Really? Then how account for the scores of receding, melting glaciers where NO people live? Images and videos not long ago made available in a PBS program, see:
http://video.pbs.org/video/1108763899
Even five minutes into this 'debate' Blackburn has tried to invoke the non sequitur that neither she nor Nye are "science experts" and there is still "disagreement" even amongst those in Obama's own WH. Seconds later she resorted to the "only tiny difference" shtick, saying we "have only gone from 0.032% to 0.040% CO2 concentration"- not realizing that even a 0.001 % increase in CO2 is critical, as Gunther Weller showed in his Arctic melting studies from the 1980s.
She's also again introduced the recycled idiocy that "there's no consensus" - mentioning losers and outliers like Richard Lindzen and Judith Curry - though here David Gregory did interrupt to correct her- pointing out that naming a couple skeptics doesn't equate to there being no consensus. For my takedowns of Lindzen and his rubbish, see:
http://brane-space.blogspot.com/2010/06/richard-lindzens-fantasies-1.html
and:
http://brane-space.blogspot.com/2010/06/richard-lindzens-fantasies-2.html
Realizing she was busted there, Blackburn plied the usual ploy of: " Well, let's assume everything Bill says is right. Even director McCarthy from the EPA, in answering questions before our committee, said reaching all of the 26 U.S. goals is not going to have an impact globally"
Which is likely correct, given the U.S. is now outsourcing, exporting high polluting, cut-rate, climate damaging fuels to other nations! In other words, while we portray ourselves as the cleaner and cleaner nice guys, we are happy to foul up the rest of the planet as we embrace the error that "there's no fossil fuel we will leave in the ground" (See 'How the U.S. Exports Global Warming' in Rolling Stone, Feb. 13, p.32.)
As Nye's eyes rolled, she then added to that by averring "You don't make good policy based on unproven hypotheses".

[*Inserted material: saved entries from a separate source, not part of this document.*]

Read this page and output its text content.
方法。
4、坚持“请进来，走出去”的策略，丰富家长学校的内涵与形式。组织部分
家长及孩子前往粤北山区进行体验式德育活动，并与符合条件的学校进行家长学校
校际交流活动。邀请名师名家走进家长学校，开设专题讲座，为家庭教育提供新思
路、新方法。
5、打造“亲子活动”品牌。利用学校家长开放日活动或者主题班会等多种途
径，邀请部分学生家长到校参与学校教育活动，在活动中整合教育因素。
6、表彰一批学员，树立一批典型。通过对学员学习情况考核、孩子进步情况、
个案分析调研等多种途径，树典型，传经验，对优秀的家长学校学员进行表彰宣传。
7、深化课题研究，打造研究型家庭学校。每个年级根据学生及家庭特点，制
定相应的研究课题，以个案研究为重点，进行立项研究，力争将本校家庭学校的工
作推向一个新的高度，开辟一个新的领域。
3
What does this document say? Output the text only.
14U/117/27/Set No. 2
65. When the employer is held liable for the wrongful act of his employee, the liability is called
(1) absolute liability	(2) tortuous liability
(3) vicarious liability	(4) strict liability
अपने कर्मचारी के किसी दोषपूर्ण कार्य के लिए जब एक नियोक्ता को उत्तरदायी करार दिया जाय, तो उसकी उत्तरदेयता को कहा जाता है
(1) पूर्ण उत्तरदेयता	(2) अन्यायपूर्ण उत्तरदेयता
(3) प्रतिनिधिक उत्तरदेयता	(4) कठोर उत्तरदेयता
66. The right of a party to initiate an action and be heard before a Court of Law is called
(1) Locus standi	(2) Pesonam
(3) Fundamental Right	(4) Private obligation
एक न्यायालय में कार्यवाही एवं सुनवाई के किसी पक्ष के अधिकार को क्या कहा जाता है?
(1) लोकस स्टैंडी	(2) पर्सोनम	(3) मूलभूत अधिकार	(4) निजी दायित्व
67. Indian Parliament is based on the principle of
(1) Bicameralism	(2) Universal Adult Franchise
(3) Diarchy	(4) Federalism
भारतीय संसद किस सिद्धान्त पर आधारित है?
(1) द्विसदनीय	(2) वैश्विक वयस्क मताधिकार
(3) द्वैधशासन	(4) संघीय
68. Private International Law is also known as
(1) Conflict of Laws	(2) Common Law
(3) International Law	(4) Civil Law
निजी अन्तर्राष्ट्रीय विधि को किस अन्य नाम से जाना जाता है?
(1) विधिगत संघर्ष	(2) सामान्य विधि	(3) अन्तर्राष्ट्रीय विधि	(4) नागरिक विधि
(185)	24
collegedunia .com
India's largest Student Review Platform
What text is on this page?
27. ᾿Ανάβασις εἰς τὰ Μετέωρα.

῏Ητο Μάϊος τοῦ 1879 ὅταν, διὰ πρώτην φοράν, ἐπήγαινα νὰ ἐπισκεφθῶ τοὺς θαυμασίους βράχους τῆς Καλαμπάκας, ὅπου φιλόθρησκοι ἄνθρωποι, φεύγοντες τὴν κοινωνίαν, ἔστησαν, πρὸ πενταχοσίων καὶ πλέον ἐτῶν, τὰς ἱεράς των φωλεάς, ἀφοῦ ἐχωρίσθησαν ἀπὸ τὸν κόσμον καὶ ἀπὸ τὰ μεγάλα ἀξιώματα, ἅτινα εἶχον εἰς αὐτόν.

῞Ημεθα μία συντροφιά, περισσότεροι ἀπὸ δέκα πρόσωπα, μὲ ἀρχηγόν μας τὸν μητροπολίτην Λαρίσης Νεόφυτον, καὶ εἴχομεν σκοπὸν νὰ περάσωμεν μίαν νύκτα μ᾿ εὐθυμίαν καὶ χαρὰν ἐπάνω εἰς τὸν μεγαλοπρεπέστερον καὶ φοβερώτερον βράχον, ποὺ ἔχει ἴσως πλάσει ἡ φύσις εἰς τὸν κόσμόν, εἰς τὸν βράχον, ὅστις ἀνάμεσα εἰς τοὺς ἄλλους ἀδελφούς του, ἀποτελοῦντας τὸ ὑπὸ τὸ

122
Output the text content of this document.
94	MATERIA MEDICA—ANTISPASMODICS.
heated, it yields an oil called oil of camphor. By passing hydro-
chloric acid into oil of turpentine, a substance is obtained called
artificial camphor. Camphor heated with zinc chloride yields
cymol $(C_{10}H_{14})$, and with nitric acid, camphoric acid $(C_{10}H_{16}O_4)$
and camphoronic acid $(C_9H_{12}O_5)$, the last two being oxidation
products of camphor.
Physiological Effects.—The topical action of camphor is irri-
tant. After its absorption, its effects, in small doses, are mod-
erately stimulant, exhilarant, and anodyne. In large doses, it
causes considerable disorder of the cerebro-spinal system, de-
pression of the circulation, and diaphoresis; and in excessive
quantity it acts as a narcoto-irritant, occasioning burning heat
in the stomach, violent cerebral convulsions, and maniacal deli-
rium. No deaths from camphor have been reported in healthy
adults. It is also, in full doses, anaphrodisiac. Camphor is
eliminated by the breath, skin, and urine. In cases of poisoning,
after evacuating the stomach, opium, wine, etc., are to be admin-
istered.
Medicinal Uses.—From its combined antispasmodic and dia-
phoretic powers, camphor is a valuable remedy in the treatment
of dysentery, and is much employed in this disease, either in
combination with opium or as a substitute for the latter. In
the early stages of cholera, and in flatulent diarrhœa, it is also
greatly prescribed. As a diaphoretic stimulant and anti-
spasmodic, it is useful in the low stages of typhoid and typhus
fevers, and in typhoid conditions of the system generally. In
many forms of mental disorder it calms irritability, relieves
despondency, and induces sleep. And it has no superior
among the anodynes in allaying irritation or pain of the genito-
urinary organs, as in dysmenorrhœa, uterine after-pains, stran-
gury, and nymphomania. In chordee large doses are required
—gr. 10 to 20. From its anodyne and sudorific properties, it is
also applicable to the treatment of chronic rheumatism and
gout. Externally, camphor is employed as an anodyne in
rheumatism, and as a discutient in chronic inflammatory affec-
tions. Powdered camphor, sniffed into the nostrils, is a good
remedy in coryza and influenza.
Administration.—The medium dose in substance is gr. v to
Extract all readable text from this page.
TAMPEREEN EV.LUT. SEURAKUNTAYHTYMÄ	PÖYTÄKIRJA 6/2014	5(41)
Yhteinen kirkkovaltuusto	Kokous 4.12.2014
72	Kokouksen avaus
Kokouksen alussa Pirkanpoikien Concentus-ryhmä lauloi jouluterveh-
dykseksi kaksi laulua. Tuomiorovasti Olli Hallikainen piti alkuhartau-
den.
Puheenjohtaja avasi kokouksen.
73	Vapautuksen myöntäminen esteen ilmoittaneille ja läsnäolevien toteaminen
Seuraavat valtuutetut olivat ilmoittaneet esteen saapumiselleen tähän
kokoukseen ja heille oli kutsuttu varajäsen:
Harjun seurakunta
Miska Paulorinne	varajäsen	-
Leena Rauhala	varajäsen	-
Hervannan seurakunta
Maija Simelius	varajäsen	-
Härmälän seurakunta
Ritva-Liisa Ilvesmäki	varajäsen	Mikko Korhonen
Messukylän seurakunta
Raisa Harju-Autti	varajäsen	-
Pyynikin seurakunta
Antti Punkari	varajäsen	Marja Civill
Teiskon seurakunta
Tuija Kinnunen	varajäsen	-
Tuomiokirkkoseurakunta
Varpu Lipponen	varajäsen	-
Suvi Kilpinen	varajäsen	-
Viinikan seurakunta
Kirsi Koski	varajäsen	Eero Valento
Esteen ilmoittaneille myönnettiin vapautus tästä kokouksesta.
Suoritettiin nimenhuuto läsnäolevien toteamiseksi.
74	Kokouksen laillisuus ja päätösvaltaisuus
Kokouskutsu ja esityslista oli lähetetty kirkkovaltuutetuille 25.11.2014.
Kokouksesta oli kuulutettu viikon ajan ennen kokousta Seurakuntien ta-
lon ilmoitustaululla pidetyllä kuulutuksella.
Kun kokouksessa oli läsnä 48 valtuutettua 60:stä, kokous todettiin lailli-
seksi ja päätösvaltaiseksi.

Nye did present a solid comeback, holding up a photo image of the melting Arctic (though I'd have preferred to see short video clips from the PBS documentary - as shown at the link above). He also noted that Blackburn's mention of a "slight change" is ludicrous, since it's actually a 30 percent increase and in the last few decades.
At this point, the discussion again veers to policy, and how costly implementing climate change responses will be.
The turf is mainly beneficial to Blackburn - harping endlessly on "cost benefit analysis" - but on the science Nye enjoys the edge.
However, David Gregory has brought up the sad polling stat (again) that global warming - climate change is only 19th on the list of Americans' concerns. (It ought to be first, or roughly equivalent to the Earth facing a planet killer asteroid.)
Nye's response is fair enough but not as hard hitting as it could be. In the end, this 'debate' wasn't nearly a patch on the one with Ken Ham - because it wasn't a formal one with adequate time allotted and proper rules. However, it terms of the science and what needs to be done, Nye clearly got the better of Marsha Blackburn.